Minhas primeiras lembranças como torcedor da seleção brasileira

Minhas primeiras lembranças como torcedor da seleção brasileira

Torcendo para que a atual chegue a um lugar feliz, abro aqui o varandão — ou o quintal — da saudade

Porto Velho, RO
- A última das três casas em que moramos na Avenida Brasília tinha um quintal grande, com pés de mexerica, limão e laranja Bahia, subindo o morro até o muro, que dava para a rua do hospital e era amparado por eucaliptos.

Na parte plana, armamos um campinho, com traves de bambu e redes reaproveitadas das que o Esporte Clube Biquense trocava a cada ano em sua quadra. Ao lado de um dos gols ficava uma goiabeira, que fazia as vezes de beque plantado (porque as raízes cresceram antes de onde desenhamos a linha de fundo) e arquibancada (um dos galhos sustentava até dois espectadores pequenos).

Uma das laterais acabava numa cerca, também de bambu, que dava para os fundos do vizinho, onde morava um pastor alemão que não era fã do barulho que fazíamos. Quando a bola caía lá, um dos moleques mais fortes, normalmente o Erler, ficava provocando o bicho com uma vareta para que outro, normalmente eu, pulasse para buscá-la, pé ante pé.

Foi também o Erler (filho do meu padrinho Nevito, mas longe de ser um craque como ele) que começou a imitar um narrador estrangeiro que gritava “Gol, gol, gol, gol! Brasil!

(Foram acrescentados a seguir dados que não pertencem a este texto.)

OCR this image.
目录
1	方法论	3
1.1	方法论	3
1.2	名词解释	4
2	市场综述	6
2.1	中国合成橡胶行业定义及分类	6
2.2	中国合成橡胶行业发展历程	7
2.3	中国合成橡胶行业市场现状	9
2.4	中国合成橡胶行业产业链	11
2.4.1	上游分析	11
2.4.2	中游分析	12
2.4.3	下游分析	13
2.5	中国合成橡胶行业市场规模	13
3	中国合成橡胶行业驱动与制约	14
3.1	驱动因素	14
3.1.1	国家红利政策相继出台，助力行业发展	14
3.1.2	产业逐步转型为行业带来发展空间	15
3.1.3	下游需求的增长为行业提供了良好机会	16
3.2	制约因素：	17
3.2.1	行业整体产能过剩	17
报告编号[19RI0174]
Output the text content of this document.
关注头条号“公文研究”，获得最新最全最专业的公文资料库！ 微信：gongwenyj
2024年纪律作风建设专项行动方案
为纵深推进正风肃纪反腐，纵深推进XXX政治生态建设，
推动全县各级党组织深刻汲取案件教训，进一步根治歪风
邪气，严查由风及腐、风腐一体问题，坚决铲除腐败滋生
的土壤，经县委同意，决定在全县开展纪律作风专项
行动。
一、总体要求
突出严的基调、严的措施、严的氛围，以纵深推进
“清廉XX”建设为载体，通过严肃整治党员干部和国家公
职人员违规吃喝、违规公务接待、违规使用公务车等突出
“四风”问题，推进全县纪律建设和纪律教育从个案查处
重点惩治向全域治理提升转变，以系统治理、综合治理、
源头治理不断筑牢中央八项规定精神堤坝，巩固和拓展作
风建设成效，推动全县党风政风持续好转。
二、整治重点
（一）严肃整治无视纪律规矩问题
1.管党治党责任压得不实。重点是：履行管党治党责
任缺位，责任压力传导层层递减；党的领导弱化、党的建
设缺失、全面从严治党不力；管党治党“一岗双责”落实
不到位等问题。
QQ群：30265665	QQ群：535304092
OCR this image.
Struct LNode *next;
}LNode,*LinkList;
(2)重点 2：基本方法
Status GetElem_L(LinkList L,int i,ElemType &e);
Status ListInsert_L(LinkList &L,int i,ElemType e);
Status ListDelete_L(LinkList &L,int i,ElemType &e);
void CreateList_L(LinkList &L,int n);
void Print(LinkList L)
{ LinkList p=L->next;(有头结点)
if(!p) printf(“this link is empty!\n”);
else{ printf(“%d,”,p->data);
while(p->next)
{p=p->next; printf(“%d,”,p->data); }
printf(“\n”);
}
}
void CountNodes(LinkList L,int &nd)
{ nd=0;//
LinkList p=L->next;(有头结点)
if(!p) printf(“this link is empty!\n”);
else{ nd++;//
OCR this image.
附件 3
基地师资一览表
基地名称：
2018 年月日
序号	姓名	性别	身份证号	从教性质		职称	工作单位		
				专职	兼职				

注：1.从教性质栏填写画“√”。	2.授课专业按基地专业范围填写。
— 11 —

Dirceu!” num clipe da Copa do Mundo de 1978. 

E foi assim que o campinho no quintal se tornou o palco das lembranças inaugurais de minha carreira como torcedor da seleção brasileira (eu me lembro de algumas coisas antes, a bagunça e o foguetório nos jogos em 74, o gol do Rivellino de falta contra a Alemanha Oriental com o Jairzinho se atirando ao chão no meio da barreira para criar o espaço por onde a bola passou, mas essas são mais borradas). 

As imagens da molecada correndo para o campinho depois dos jogos do Brasil são muito vívidas, assim como as do caderno pequeno de espiral no qual desenhei os gols da campanha que imaginei para aquele Mundial, imitando o estilo de Gepp e Maia na revista “Placar”, com bonequinhos e setas compondo as jogadas: só vitórias e apenas um gol sofrido, na final contra a Holanda — de pênalti, e porque a cobrança de Rensenbrink fazia uma curva impossível para Leão pegar.

Claro que não foi assim que aquela Copa terminou na vida real. O Brasil saiu invicto, chamado de “campeão moral” pelo treinador Cláudio Coutinho, mas fez uma campanha irregular, marcada por empates inesperados na primeira fase e por uma eliminação carregada de revolta, após uma goleada suspeita da Argentina sobre o Peru. 

Não sei como me virei para fazer a transição da minha fantasia para esse estado de coisas. Sei que não tenho registro de choro (o primeiro causado por uma seleção só viria quatro anos depois). Talvez tenha simplesmente ido para o campinho tentar imitar o gol de Dirceu na decisão do terceiro lugar contra a Itália — o de Nelinho era impossível; nem no campinho da nossa imaginação existe espaço para uma curva como aquela.

E é claro que não me lembro também do primeiro jogo do novo ciclo ou de quem era o treinador (foi uma goleada de 6 a 0 sobre o Paraguai no Maracanã, ainda sob o comando de Coutinho, mas quem diz isso é uma pesquisa online, e não minha memória). O que fica não é o primeiro passo, é a caminhada. E foi torcendo para que a que começou ontem, no Marrocos, chegue a um lugar feliz que abri aqui o varandão — ou o quintal — da saudade.